Scott and I have had the longest meal train in history I believe. All our friends brought homemade dishes, macaroni and cheese, roast chicken, lasagna, turkey burgers, pasta bolognese, salads. They brought us Tender Greens,  Inn and Out Burger and Chipotle as well as bearing gifts of diapers and clothes for baby girl. They brought lots of cold brew and took Leonard on walks. Our mail box was jam packed full of books and toys and onesies from our family out of state. Our church offered to watch Heaven at night so we could get some sleep. Our friends offered to watch her so we could have a date, shower, get a massage, or do some errands. Family sent us gift cards that floated us for weeks. Our people DID OUR DISHES. This is the top of what is most vulnerable for me (cleaning our house but specifically dirty gross dishes). Sometimes people came over so Scott could see his physical therapist or so we could go to work (getting a baby suddenly also makes getting into daycare extremely hard. Those wait lists are no joke!). Our team sat with us in the dark of unknowing, held on to hope for us when we just felt like we couldn't, ushered in optimism with tangible acts of service. Sometimes they sent me nail-polish and a face mask because they knew how desperate I was for something to pamper me in my sleep deprivation state. 

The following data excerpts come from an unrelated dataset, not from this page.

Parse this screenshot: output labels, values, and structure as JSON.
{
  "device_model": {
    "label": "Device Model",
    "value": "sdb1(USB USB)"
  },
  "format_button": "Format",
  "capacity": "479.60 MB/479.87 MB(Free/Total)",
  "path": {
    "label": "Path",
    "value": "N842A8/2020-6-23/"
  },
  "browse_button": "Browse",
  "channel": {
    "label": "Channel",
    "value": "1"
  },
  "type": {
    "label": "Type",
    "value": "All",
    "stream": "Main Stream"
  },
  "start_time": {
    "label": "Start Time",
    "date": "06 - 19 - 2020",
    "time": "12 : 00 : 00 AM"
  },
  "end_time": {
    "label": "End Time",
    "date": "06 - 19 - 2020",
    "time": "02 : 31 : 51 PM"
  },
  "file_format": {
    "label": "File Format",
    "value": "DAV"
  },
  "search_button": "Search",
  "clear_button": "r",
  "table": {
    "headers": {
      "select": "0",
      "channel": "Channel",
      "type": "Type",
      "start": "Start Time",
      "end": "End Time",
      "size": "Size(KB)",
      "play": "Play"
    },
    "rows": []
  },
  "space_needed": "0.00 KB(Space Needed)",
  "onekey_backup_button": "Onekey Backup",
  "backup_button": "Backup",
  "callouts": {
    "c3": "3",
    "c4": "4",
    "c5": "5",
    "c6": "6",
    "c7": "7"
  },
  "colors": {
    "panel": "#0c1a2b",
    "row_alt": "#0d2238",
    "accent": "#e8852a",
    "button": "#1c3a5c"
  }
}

Our experience has reminded me of the passages in Acts 2&4 where possessions, property, meals and generosity were shared. At the end of chapter 2 it talks about how the "Lord added to their fellowship those who were being saved" And let me tell you; these acts did SAVE ME. They saved me again and again. There were nights (probably around 2am, 3am and 4am) where I did feel lonely, depleted, and isolated but the morning came bursting through with fresh strength. Our friends gave their time, their energy, their love, their mad baby skills and cooking skills to Scott, Leonard and I. Their sharing and generosity really did save us. 


Maybe you need to hear this today too. When you come to the end of yourself it is not the end. If you haven't found the inner resources you need look, outside yourself. Ask for help.  Here is a new beginning of expansion. It is the hardest and the most brutal/beautiful polarization. And you can get there because of your people. We aren’t meant to live in isolation. We are wired to seek what is bigger and stronger outside of us. I hold to our little village that surrounds us every step of the way. I hold onto sunrises and new beginnings and the sounds of Leonard’s deep peaceful breathing, the sound of waves, the taste of ice cream and the belief that a Mother God gives us other people to be and to hold hope for us when we can’t find it within ourselves.